BETONARME YAPILARDA TASARIM
İnsanlar yüzyıllar önce yapı malzemesi olarak taşı kullanmaya başladığında ellerinde iyi bir bağlayıcı malzeme olmadığından uygulamada sınırlı kalmıştır. Taşın çekme dayanımının düşük olması da büyük açıklıkların geçilmesine mani olmuştur. Büyük açıklıkları geçme arzusu insanları alternatif sistemleri aramaya itmiş ve kesitin bir bütün olarak basınca çalıştığı kemer sistemler geliştirilmiştir
Kemer Sistem
İnsanlarda bitmeyen daha iyisine ulaşma arzusu ilk kez Romalılarca kullanıldığı sanılan doğal çimento ve kireç gibi bağlayıcıların bulunmasına sebep olmuştur.

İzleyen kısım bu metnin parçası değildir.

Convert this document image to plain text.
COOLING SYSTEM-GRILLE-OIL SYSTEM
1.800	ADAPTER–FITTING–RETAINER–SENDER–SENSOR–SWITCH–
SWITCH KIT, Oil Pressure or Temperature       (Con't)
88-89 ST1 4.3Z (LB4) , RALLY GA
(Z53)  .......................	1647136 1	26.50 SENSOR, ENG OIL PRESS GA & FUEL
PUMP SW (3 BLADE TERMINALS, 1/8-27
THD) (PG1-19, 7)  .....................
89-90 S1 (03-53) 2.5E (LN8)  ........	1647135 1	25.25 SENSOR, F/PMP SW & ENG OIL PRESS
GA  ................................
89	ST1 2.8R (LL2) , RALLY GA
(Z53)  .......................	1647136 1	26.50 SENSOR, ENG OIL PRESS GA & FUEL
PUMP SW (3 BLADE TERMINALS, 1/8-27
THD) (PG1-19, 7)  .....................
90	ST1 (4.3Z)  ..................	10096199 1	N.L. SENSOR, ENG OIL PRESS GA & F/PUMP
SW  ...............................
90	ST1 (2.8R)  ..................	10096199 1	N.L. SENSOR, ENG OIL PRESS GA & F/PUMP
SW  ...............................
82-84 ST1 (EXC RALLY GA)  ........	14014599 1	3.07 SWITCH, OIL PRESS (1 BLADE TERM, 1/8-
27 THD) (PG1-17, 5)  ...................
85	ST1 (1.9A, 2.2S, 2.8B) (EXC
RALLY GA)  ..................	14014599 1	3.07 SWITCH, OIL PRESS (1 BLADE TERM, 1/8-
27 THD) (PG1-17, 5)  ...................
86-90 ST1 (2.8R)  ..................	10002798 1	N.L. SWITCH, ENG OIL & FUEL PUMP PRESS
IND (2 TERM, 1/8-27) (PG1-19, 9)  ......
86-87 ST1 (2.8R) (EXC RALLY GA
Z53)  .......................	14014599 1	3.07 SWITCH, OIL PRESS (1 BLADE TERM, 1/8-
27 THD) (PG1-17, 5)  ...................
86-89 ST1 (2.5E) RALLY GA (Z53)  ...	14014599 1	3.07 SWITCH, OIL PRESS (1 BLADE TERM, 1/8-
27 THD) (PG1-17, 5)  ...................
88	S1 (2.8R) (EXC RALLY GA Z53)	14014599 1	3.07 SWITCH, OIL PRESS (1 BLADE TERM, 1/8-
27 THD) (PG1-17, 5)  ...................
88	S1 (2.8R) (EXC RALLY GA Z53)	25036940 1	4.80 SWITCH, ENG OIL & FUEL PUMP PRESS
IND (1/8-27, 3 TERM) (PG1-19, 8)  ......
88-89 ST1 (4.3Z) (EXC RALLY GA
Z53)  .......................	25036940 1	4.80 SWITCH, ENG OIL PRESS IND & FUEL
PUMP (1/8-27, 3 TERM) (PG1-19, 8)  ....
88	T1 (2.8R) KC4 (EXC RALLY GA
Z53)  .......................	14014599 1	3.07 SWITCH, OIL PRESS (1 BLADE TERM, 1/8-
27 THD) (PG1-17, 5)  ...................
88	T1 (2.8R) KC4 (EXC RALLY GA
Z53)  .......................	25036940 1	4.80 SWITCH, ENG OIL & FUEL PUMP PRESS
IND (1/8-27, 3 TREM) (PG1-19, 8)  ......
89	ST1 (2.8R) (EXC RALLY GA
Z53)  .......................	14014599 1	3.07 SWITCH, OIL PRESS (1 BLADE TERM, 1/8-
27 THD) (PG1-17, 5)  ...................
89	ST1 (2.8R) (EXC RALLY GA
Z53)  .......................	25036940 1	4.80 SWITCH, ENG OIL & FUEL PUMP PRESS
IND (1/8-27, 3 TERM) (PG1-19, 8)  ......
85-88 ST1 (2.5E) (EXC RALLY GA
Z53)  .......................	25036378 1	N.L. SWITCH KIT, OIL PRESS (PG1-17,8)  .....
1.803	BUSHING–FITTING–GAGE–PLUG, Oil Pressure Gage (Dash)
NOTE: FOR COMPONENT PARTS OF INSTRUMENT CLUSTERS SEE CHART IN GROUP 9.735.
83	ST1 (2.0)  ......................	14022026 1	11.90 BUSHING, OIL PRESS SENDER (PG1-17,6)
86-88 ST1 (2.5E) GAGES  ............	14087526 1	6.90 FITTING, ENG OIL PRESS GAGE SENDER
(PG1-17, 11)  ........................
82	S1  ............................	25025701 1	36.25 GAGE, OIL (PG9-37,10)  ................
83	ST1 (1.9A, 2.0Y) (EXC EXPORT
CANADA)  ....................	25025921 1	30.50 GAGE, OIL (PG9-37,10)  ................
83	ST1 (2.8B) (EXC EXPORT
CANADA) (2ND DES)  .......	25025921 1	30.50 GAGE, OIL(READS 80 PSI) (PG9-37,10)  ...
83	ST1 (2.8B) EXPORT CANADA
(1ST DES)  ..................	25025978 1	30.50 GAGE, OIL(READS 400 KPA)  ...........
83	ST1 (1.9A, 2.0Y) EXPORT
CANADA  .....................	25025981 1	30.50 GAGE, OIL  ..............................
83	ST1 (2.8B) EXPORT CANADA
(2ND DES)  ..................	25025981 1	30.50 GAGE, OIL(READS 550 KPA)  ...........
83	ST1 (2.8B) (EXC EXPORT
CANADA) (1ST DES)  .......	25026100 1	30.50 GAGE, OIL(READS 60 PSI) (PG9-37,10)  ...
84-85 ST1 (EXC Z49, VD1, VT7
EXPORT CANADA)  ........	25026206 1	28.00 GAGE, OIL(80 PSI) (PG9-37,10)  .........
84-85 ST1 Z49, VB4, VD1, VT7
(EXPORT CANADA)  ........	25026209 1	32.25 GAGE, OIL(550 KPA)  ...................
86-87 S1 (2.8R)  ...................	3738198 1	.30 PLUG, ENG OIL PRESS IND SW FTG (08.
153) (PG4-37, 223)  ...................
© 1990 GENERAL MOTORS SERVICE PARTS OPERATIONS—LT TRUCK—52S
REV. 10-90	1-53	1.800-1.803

Bulunan bu bağlayıcı malzemeler ile daha dayanıklı yapılar inşa edilebilmiştir. Günümüzde yaygın olarak kullanılan çimento ise John Aspdin adlı bir İngiliz duvarcı tarafından bulunmuştur. Aspdin, çimentonun patentini alırken imal edilen çimentoyu Portland’ta bulunan taşlara benzettiği için “Portland Çimentosu” olarak tescil ettirmiştir.
Portland Taşı
Çimentonun kum, çakıl ve su karıştırılarak elde edilmesiyle oluşturulan betonun darbe etkilerine ve çekmeye karşı dayanıklı olmadığı tespit edilerek çelik çubuklarla güçlendirilmesi yoluna gidilmiş ve ortaya çıkan malzeme betonarme olarak adlandırılmıştır.
Çelik çubukların betona ilavesiyle hem çekmeye hem de basınca karşı koyabilen ve daha esnek kompozit bir malzeme olan betonarmede temel hususlar aşağıda belirtilmiştir.
Çekmenin tamamı donatılar (çelik çubuklar) tarafından karşılanır.
Çelik ve betonun beraber çalışması bu iki malzeme arasında bulunan kenetlenme ve aderans ile sağlanır.
Beton ve çeliğin genleşme katsayıları birbirine çok yakındır.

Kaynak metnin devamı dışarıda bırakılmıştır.